In Namibia, a plant colloquially known as the encroaching bush is threatening the land with desertification. In addition, the country faces a growing housing shortage. MycoHAB, a nonprofit in Namibia, has found a solution to both problems for the price of one.
Chris Maurer is an architect behind MycoHAB, which aims to combat the housing crisis and climate change by researching and producing sustainable building materials.
The organization has found a process that can take the encroaching bush, use it as the substrate — like soil but for growing mushrooms — and use the mushrooms to feed people. Then, the waste material is used to build bricks for new houses.
Maurer spoke to The World’s co-host, Carolyn Beeler, to learn more.
Carolyn Beeler: So how does this material compare? This mix of the woody stuff from these invasive bushes and the, let’s say, roots of the mushrooms?
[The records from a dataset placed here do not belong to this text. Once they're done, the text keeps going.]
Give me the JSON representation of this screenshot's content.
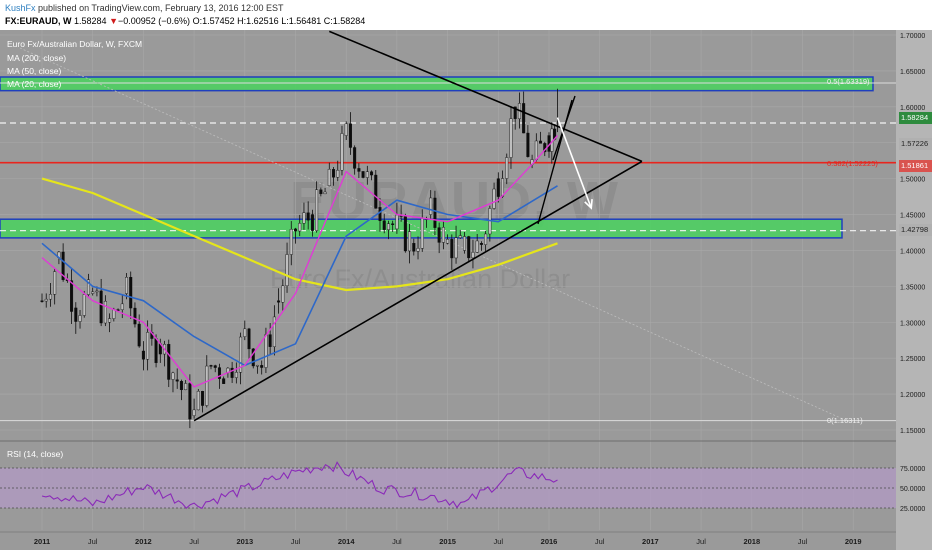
{
  "header": {
    "author": "KushFx",
    "published": "published on TradingView.com, February 13, 2016 12:00 EST",
    "symbol": "FX:EURAUD, W",
    "price": "1.58284",
    "change_arrow": "▼",
    "change": "−0.00952 (−0.6%)",
    "open": "O:1.57452",
    "high": "H:1.62516",
    "low": "L:1.56481",
    "close": "C:1.58284"
  },
  "legend": {
    "title": "Euro Fx/Australian Dollar, W, FXCM",
    "ma200": "MA (200, close)",
    "ma50": "MA (50, close)",
    "ma20": "MA (20, close)",
    "rsi": "RSI (14, close)"
  },
  "watermark": {
    "ticker": "EURAUD, W",
    "name": "Euro Fx/Australian Dollar"
  },
  "colors": {
    "background": "#9a9a9a",
    "candle": "#0d0d0d",
    "ma200": "#e5e51a",
    "ma50": "#2e68c8",
    "ma20": "#e03ad6",
    "fib": "#e8251e",
    "zone_fill": "#49d25e",
    "zone_border": "#1f3fbe",
    "rsi": "#8a2ab8",
    "rsi_band": "#b49ac8"
  },
  "fib_labels": {
    "f05": "0.5(1.63319)",
    "f0382": "0.382(1.52225)",
    "f0": "0(1.16311)"
  },
  "chart_data": {
    "type": "candlestick",
    "title": "Euro Fx/Australian Dollar, W, FXCM",
    "price_ticks": [
      "1.70000",
      "1.65000",
      "1.60000",
      "1.55000",
      "1.50000",
      "1.45000",
      "1.40000",
      "1.35000",
      "1.30000",
      "1.25000",
      "1.20000",
      "1.15000"
    ],
    "price_badges": {
      "current": "1.58284",
      "l1": "1.57226",
      "l2": "1.51861",
      "l3": "1.42798"
    },
    "time_ticks": [
      "2011",
      "Jul",
      "2012",
      "Jul",
      "2013",
      "Jul",
      "2014",
      "Jul",
      "2015",
      "Jul",
      "2016",
      "Jul",
      "2017",
      "Jul",
      "2018",
      "Jul",
      "2019"
    ],
    "ylim": [
      1.148,
      1.705
    ],
    "rsi_ticks": [
      "75.0000",
      "50.0000",
      "25.0000"
    ],
    "rsi_ylim": [
      18,
      85
    ],
    "horizontal_levels": [
      {
        "label": "0.5(1.63319)",
        "value": 1.63319,
        "style": "fib"
      },
      {
        "label": "0.382(1.52225)",
        "value": 1.52225,
        "style": "fib"
      },
      {
        "label": "0(1.16311)",
        "value": 1.16311,
        "style": "fib"
      },
      {
        "value": 1.5775,
        "style": "dashed"
      },
      {
        "value": 1.4275,
        "style": "dashed"
      }
    ],
    "zones": [
      {
        "from": 1.6225,
        "to": 1.6415
      },
      {
        "from": 1.4175,
        "to": 1.4435
      }
    ],
    "trendlines": [
      {
        "from": [
          "2012-07",
          1.163
        ],
        "to": [
          "2016-12",
          1.524
        ]
      },
      {
        "from": [
          "2013-11",
          1.705
        ],
        "to": [
          "2016-12",
          1.524
        ]
      }
    ],
    "projection_arrows": [
      {
        "from": [
          "2016-02",
          1.585
        ],
        "to": [
          "2016-06",
          1.459
        ]
      }
    ],
    "ohlc_weekly_sample": [
      [
        "2011-01",
        1.34,
        1.37,
        1.31,
        1.33
      ],
      [
        "2011-03",
        1.37,
        1.4,
        1.35,
        1.39
      ],
      [
        "2011-05",
        1.36,
        1.38,
        1.31,
        1.32
      ],
      [
        "2011-07",
        1.33,
        1.36,
        1.3,
        1.34
      ],
      [
        "2011-09",
        1.34,
        1.35,
        1.28,
        1.3
      ],
      [
        "2011-11",
        1.33,
        1.36,
        1.31,
        1.34
      ],
      [
        "2012-01",
        1.27,
        1.29,
        1.25,
        1.26
      ],
      [
        "2012-03",
        1.28,
        1.3,
        1.26,
        1.27
      ],
      [
        "2012-05",
        1.24,
        1.26,
        1.21,
        1.22
      ],
      [
        "2012-07",
        1.18,
        1.2,
        1.163,
        1.17
      ],
      [
        "2012-09",
        1.22,
        1.25,
        1.21,
        1.24
      ],
      [
        "2012-11",
        1.23,
        1.25,
        1.22,
        1.23
      ],
      [
        "2013-01",
        1.27,
        1.29,
        1.25,
        1.28
      ],
      [
        "2013-03",
        1.24,
        1.26,
        1.23,
        1.24
      ],
      [
        "2013-05",
        1.31,
        1.34,
        1.3,
        1.33
      ],
      [
        "2013-07",
        1.42,
        1.45,
        1.4,
        1.43
      ],
      [
        "2013-09",
        1.44,
        1.47,
        1.42,
        1.45
      ],
      [
        "2013-11",
        1.46,
        1.5,
        1.45,
        1.49
      ],
      [
        "2014-01",
        1.54,
        1.58,
        1.52,
        1.56
      ],
      [
        "2014-03",
        1.52,
        1.55,
        1.5,
        1.51
      ],
      [
        "2014-05",
        1.47,
        1.49,
        1.45,
        1.46
      ],
      [
        "2014-07",
        1.44,
        1.46,
        1.42,
        1.43
      ],
      [
        "2014-09",
        1.42,
        1.44,
        1.4,
        1.41
      ],
      [
        "2014-11",
        1.43,
        1.46,
        1.42,
        1.45
      ],
      [
        "2015-01",
        1.43,
        1.46,
        1.4,
        1.41
      ],
      [
        "2015-03",
        1.41,
        1.44,
        1.38,
        1.4
      ],
      [
        "2015-05",
        1.4,
        1.43,
        1.37,
        1.41
      ],
      [
        "2015-07",
        1.47,
        1.51,
        1.46,
        1.5
      ],
      [
        "2015-09",
        1.58,
        1.65,
        1.56,
        1.6
      ],
      [
        "2015-11",
        1.53,
        1.56,
        1.51,
        1.52
      ],
      [
        "2016-01",
        1.55,
        1.59,
        1.52,
        1.56
      ],
      [
        "2016-02",
        1.5745,
        1.6252,
        1.5648,
        1.5828
      ]
    ],
    "ma20_sample": [
      [
        "2011-01",
        1.39
      ],
      [
        "2011-07",
        1.33
      ],
      [
        "2012-01",
        1.3
      ],
      [
        "2012-07",
        1.21
      ],
      [
        "2013-01",
        1.24
      ],
      [
        "2013-07",
        1.34
      ],
      [
        "2014-01",
        1.51
      ],
      [
        "2014-07",
        1.45
      ],
      [
        "2015-01",
        1.44
      ],
      [
        "2015-07",
        1.47
      ],
      [
        "2015-11",
        1.52
      ],
      [
        "2016-02",
        1.56
      ]
    ],
    "ma50_sample": [
      [
        "2011-01",
        1.41
      ],
      [
        "2011-07",
        1.35
      ],
      [
        "2012-01",
        1.33
      ],
      [
        "2012-07",
        1.28
      ],
      [
        "2013-01",
        1.24
      ],
      [
        "2013-07",
        1.27
      ],
      [
        "2014-01",
        1.42
      ],
      [
        "2014-07",
        1.47
      ],
      [
        "2015-01",
        1.45
      ],
      [
        "2015-07",
        1.44
      ],
      [
        "2016-02",
        1.49
      ]
    ],
    "ma200_sample": [
      [
        "2011-01",
        1.5
      ],
      [
        "2011-07",
        1.48
      ],
      [
        "2012-01",
        1.45
      ],
      [
        "2012-07",
        1.42
      ],
      [
        "2013-01",
        1.39
      ],
      [
        "2013-07",
        1.36
      ],
      [
        "2014-01",
        1.345
      ],
      [
        "2014-07",
        1.35
      ],
      [
        "2015-01",
        1.36
      ],
      [
        "2015-07",
        1.38
      ],
      [
        "2016-02",
        1.41
      ]
    ],
    "rsi_sample": [
      [
        "2011-01",
        45
      ],
      [
        "2011-07",
        30
      ],
      [
        "2012-01",
        52
      ],
      [
        "2012-07",
        28
      ],
      [
        "2013-01",
        48
      ],
      [
        "2013-07",
        70
      ],
      [
        "2013-11",
        80
      ],
      [
        "2014-05",
        50
      ],
      [
        "2014-11",
        40
      ],
      [
        "2015-03",
        30
      ],
      [
        "2015-09",
        70
      ],
      [
        "2016-02",
        60
      ]
    ]
  }
}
How does that material compare to a traditional building material, like concrete for example, on strength and price and all those good things?
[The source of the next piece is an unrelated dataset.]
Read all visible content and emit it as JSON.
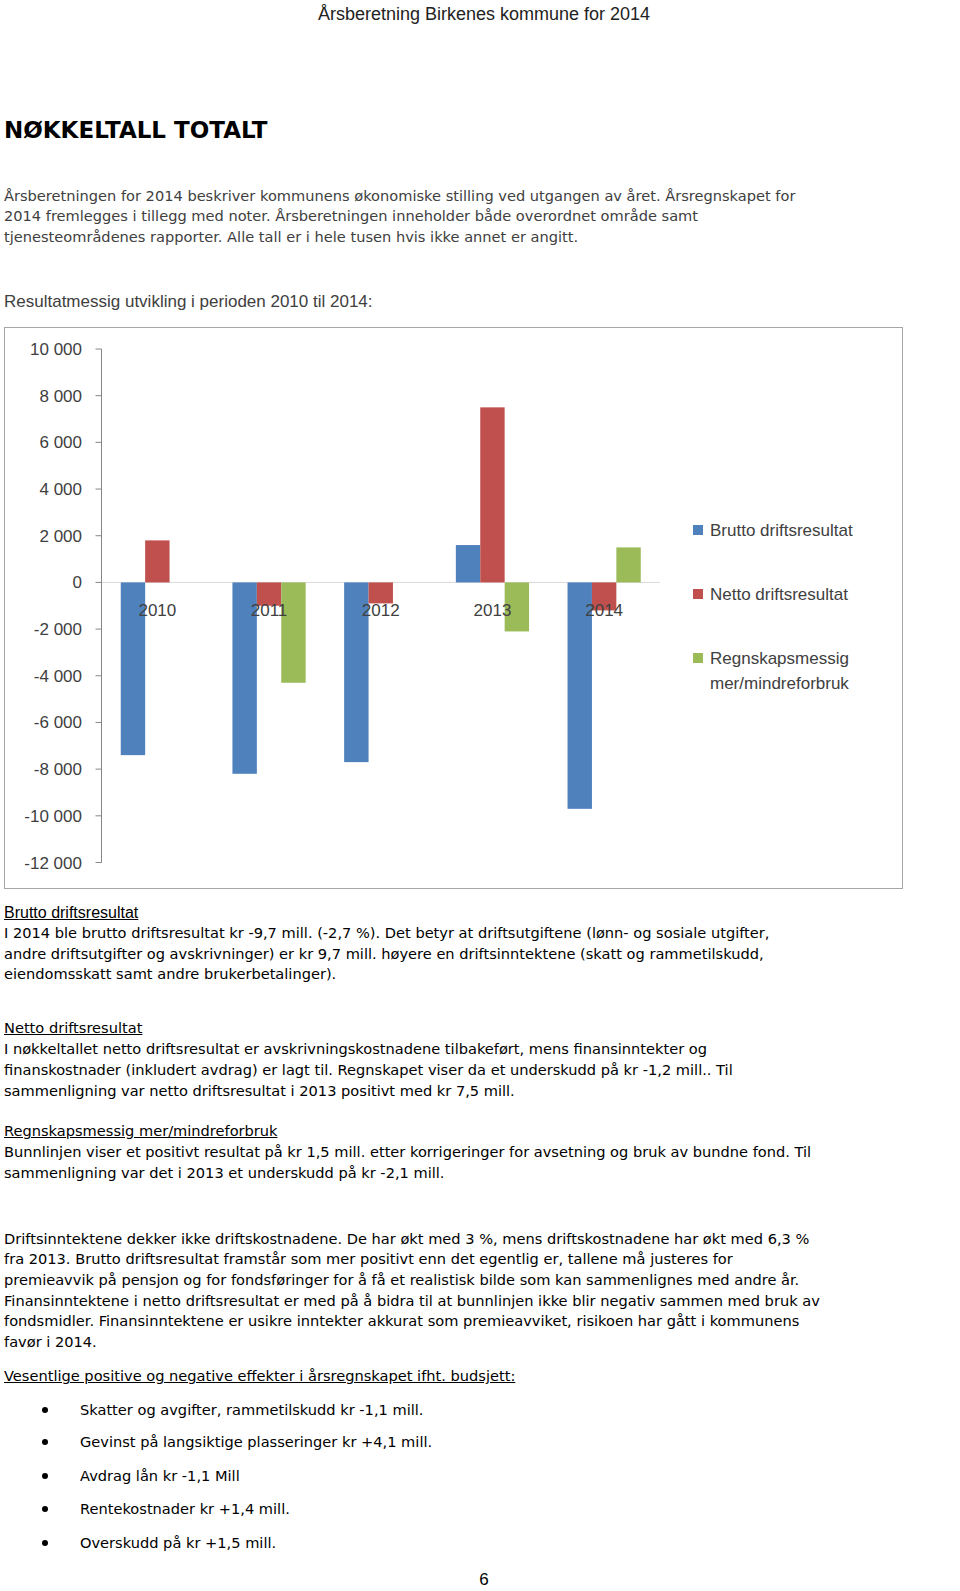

Chris Maurer: It compares very well to concrete in terms of strength. The blocks that we make in Namibia have compressive strengths of around 6 megapascals, which is very similar to what concrete blocks are in that part of the world. The compression strength is just one type of characteristic that we look at in building materials. It’s also insulative. It tends to be fire-resistant and it’s sound-attenuating, so it can have all kinds of multifunctional effects.
What are the downsides of this material, and what are the negatives?
Well, I guess if you do compare it to concrete and other materials like that, you wouldn’t use this exposed to the elements the same way that you could some of those materials. The houses we’re building in Namibia now, we’re using a mud plaster to protect it from rain and things like that, very similar to wood construction. It can last forever. There’s lots of wood buildings that are centuries old. Biogenic material lasts a very long time if you protect it, but things like concrete are better for using underground in areas where it can become very wet or humid.
So, you’ve built one of these homes so far, is that correct? And if so, describe what it looks like.
Yeah. So, it’s made out of 900 or more of these blocks that we’ve made in Namibia. Each one of those blocks are about 10 kilograms each. So, this one very small house that we built sequestered 9 tons of carbon. It used 9 tons of encroaching bush and it made 3 tons of mushrooms in its production. It’s a very small house. It’s a one-bedroom, one-bath, but it’s basically a model for how we hope to go forward and scale this up to hundreds of homes, thousands of homes and, you know, one day millions of homes with this process.
So, only one of these homes is standing so far. What are the challenges to scaling up this approach to building fundraising?
We’re currently funding to scale the process now. We’ve basically made this demonstration project in Namibia. It was a collaboration between my studio, Red House, Massachusetts Institute of Technology Center for Bits and Atoms and Standard Bank Group, which funded this as part of their environmental and social governance program. Now that we’ve proven that it can be done, that you can take, encroach or push and turn it into food and housing in a vertically integrated process, we’re pulling in investors and doing this at industrial scale.
And how does cost compare with these bricks to traditional building materials?
Well, not to be too cheeky, but the materials are free, but we don’t sell them necessarily. At this point, we’re using the mushrooms, we’re selling those. And that’s basically going to be our revenue-generating process. And then, the building materials are going strictly toward humanitarian housing at this point. As I mentioned, this was started under an environmental social governance program with Standard Bank. And so, they are committed along with partners like the Shack Dwellers Federation and the Bio Brick Foundation to support housing for the nearly half of all Namibians that are living in informal settlements now.
Now, what’s your ultimate goal? Looking down maybe 5-10 years, how do you hope this changes buildings and homes in Namibia?
Well, I hope in Namibia and throughout the world that we’re using more of these bio fabrication functions because it can store carbon dioxide. And I want to see architecture start to become a solution for climate change, rather than a major part of the problem.
This interview has been lightly edited and condensed for clarity.